Back to talking about surgery. How do you fix crossed eyes? You can either weaken the inner muscles (medial rectus muscles) that pull the eyes in towards the nose or strengthen the outer muscles (lateral rectus muscles) that pull the eyes away from the nose. For congenital esotropia, most strabismus surgeons prefer to do symmetric surgery on both eyes rather than work on one eye. The most common surgery to correct congenital esotropia is to move the medial rectus muscles further back on the eyes so that the muscles cannot pull the eyes in as strongly. This procedure to weaken a muscle is called a recession. If you weaken the medial rectus muscles on both eyes, the surgery is called a bilateral medial rectus recession. If you choose instead to strengthen the lateral rectus muscles to pull the eyes out more, you can either do a resection or plication of these muscles. Both of these procedures work by shortening the muscle overall so that it has a stronger pull. If you do a procedure to strengthen the lateral rectus muscles of both eyes, this surgery is called a bilateral lateral rectus resection or plication.
If the amount of crossing is really large, some surgeons may do a combination of 3 or even 4 muscles (both sets of inner and outer muscles) at one time to correct this. Sometimes a child may have to undergo more than one surgery with various combinations of the procedures described above to fix the eye crossing. If there is any upward drifting of the eyes, the eye surgeon may also need to work on muscles other than the medial and lateral rectus muscles to correct the vertical misalignment.

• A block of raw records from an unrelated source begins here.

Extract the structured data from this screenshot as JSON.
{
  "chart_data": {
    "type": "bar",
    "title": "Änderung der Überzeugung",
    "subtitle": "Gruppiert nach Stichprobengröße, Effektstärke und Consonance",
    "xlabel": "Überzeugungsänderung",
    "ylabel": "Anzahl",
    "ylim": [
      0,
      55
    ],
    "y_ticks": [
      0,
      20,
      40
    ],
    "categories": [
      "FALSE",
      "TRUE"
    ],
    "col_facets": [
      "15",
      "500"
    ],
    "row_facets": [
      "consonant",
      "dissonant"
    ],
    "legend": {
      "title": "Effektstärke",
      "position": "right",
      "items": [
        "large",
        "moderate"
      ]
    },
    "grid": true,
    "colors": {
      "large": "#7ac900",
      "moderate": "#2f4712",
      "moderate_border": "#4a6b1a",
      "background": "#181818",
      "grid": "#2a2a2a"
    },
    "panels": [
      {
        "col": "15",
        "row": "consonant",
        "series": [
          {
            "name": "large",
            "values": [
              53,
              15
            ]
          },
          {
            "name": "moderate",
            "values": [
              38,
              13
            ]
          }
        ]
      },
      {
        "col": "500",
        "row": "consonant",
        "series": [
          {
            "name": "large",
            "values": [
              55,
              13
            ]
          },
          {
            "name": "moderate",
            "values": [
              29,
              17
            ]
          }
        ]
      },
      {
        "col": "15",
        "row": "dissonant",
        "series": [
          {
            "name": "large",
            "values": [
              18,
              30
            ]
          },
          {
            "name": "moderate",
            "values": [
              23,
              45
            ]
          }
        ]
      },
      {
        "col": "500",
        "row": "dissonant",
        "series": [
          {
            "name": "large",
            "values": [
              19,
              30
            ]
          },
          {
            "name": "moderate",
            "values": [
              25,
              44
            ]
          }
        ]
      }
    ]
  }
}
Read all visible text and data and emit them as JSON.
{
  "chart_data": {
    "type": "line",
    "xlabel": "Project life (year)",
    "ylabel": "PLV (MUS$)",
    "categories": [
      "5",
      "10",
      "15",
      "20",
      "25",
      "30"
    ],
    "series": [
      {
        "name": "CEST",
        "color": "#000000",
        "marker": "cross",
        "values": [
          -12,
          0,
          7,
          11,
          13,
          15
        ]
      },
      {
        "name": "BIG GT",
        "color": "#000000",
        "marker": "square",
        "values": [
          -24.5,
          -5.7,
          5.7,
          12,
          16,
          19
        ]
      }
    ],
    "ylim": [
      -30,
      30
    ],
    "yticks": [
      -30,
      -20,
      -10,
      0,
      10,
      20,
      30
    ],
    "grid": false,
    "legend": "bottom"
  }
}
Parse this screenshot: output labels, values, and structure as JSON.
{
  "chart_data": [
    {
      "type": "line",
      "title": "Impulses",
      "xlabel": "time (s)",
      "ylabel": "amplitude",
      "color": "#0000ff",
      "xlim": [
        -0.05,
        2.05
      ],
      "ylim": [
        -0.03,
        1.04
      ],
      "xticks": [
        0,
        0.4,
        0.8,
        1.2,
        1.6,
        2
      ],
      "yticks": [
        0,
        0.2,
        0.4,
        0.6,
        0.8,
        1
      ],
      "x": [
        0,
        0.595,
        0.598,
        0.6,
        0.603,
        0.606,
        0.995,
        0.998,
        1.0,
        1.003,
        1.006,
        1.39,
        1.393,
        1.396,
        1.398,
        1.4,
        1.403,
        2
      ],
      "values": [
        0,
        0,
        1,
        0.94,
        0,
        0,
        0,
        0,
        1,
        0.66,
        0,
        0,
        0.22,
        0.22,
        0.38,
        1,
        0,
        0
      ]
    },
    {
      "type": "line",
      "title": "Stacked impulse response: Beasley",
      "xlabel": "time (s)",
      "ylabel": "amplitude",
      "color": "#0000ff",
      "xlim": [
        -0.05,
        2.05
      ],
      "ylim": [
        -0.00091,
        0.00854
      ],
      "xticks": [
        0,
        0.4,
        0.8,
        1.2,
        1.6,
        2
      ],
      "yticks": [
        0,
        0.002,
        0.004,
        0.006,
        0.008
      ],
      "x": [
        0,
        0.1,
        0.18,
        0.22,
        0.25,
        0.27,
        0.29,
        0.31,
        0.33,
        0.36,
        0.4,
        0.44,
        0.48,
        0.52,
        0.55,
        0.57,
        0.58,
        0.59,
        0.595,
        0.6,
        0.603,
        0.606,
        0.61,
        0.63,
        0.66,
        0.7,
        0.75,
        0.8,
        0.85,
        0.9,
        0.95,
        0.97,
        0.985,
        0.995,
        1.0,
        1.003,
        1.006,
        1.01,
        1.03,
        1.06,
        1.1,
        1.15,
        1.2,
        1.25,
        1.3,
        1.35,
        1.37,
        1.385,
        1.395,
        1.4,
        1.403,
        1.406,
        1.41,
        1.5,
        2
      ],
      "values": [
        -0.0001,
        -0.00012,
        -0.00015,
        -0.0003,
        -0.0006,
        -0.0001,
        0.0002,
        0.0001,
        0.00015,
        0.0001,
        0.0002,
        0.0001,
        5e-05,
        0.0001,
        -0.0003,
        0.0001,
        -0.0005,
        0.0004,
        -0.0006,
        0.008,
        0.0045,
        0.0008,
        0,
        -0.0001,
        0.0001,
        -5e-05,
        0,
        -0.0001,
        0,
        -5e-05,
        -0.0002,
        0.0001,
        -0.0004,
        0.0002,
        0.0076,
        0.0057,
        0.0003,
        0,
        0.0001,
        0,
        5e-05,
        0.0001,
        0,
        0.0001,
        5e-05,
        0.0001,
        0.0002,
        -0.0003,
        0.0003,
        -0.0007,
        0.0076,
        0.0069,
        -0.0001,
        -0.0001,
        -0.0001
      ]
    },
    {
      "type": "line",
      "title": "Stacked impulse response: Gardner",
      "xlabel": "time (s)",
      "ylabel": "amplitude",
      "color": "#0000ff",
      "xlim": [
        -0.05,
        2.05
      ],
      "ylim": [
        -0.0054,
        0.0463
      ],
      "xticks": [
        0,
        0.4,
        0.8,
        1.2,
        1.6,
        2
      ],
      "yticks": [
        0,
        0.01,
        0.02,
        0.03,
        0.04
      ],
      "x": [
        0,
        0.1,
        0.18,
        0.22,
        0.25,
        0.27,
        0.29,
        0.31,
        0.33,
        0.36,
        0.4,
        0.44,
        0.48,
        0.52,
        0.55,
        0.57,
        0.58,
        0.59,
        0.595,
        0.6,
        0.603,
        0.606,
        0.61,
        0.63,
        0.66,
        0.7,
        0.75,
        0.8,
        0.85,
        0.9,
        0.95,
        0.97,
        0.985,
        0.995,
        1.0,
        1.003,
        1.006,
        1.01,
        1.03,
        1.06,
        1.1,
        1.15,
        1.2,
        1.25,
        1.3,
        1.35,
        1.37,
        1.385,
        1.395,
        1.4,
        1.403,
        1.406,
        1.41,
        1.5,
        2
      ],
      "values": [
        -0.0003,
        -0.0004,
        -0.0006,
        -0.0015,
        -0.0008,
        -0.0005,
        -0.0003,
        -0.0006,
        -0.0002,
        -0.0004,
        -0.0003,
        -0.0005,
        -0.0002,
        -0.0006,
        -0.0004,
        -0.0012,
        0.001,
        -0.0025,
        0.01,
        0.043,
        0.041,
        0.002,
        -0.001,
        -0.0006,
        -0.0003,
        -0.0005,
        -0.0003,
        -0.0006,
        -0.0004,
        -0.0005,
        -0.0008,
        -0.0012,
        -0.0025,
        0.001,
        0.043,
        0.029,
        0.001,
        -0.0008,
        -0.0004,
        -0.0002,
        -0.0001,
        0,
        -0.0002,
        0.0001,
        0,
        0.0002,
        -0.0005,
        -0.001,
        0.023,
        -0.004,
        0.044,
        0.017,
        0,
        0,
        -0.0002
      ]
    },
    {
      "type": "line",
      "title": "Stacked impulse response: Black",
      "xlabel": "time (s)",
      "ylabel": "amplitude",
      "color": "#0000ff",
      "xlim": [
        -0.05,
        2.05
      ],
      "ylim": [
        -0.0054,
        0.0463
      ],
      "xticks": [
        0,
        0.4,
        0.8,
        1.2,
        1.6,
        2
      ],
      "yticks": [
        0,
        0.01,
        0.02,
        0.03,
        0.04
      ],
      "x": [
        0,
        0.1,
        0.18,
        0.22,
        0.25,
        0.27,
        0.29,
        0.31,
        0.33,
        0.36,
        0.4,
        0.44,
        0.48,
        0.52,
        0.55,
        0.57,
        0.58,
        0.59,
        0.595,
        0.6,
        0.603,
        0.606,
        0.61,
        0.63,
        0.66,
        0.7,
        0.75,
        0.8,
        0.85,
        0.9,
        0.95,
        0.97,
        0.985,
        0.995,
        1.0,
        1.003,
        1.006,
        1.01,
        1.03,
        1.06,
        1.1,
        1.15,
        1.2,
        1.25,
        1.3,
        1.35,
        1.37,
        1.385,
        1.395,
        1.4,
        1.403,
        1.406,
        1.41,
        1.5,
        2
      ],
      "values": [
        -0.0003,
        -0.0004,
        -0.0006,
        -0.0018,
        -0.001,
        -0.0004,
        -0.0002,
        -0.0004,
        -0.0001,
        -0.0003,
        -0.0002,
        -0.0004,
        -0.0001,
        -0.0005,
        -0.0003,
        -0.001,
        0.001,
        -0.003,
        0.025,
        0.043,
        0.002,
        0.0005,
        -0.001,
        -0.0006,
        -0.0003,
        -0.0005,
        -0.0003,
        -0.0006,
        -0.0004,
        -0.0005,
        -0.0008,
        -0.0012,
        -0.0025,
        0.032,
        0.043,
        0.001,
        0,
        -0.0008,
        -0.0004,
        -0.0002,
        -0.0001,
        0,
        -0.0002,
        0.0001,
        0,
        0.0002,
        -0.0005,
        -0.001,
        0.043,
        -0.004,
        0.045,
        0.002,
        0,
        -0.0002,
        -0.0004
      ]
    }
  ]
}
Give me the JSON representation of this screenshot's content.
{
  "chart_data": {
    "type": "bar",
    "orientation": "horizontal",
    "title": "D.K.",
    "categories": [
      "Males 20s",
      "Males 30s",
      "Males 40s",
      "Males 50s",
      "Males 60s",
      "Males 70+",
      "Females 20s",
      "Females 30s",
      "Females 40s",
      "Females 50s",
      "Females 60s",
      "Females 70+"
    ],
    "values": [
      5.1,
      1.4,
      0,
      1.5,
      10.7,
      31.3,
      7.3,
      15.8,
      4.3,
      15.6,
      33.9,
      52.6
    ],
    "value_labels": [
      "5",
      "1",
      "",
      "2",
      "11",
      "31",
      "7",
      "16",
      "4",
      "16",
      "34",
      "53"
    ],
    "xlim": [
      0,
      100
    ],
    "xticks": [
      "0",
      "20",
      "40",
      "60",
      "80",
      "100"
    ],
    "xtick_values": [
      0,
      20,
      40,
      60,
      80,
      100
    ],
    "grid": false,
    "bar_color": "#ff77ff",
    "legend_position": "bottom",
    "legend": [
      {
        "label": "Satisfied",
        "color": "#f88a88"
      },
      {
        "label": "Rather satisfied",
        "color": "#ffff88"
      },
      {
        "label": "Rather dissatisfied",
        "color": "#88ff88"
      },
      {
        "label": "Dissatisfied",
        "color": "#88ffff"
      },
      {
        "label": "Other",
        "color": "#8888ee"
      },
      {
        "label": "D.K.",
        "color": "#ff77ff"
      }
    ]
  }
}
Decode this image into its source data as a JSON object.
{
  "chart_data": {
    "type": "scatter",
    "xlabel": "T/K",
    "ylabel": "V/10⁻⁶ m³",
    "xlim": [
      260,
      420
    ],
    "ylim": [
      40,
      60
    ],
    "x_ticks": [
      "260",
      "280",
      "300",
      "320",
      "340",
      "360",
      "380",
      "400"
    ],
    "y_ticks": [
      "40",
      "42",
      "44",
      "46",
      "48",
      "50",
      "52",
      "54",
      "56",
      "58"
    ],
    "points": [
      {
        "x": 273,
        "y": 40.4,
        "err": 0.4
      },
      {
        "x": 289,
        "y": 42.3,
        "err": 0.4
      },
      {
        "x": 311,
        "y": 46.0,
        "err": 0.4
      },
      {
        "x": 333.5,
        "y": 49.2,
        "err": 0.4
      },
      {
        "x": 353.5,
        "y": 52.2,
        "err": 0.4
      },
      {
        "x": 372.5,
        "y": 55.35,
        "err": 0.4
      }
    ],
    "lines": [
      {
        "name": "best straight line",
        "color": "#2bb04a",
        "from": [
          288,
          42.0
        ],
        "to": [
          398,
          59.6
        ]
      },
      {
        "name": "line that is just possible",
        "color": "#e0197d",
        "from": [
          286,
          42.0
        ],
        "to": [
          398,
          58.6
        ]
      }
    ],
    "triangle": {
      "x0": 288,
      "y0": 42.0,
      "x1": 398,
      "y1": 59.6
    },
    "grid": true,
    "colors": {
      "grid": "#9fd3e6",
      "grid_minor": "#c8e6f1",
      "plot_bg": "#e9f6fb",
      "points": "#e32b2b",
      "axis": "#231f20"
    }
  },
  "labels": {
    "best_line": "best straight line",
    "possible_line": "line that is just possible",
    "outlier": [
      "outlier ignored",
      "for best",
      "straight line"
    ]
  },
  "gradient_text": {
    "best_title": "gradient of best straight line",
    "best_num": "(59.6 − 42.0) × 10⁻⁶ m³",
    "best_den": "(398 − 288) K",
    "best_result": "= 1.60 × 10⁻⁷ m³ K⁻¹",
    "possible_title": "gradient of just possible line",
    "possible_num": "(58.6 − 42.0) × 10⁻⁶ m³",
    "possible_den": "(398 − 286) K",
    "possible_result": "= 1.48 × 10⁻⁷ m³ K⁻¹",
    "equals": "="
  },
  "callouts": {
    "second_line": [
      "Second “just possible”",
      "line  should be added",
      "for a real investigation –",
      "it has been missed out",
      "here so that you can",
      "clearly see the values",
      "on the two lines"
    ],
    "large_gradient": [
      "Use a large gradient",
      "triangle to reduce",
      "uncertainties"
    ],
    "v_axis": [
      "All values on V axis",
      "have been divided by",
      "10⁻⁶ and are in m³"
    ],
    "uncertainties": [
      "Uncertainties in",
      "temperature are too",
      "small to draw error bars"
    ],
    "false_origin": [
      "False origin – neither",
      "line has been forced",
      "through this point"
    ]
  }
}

The treatment options I presented above are based on my training and experience. What is challenging about discussing this topic of congenital esotropia is that each child's case is different, and thus, each pediatric eye doctor may approach the problem of uncrossing the eyes differently. The above information is for educational purposes only and does NOT constitute medical advice. If you have concerns that your child has congenital esotropia, please reach out to your primary care provider for a referral to see a pediatric ophthalmologist for a formal evaluation.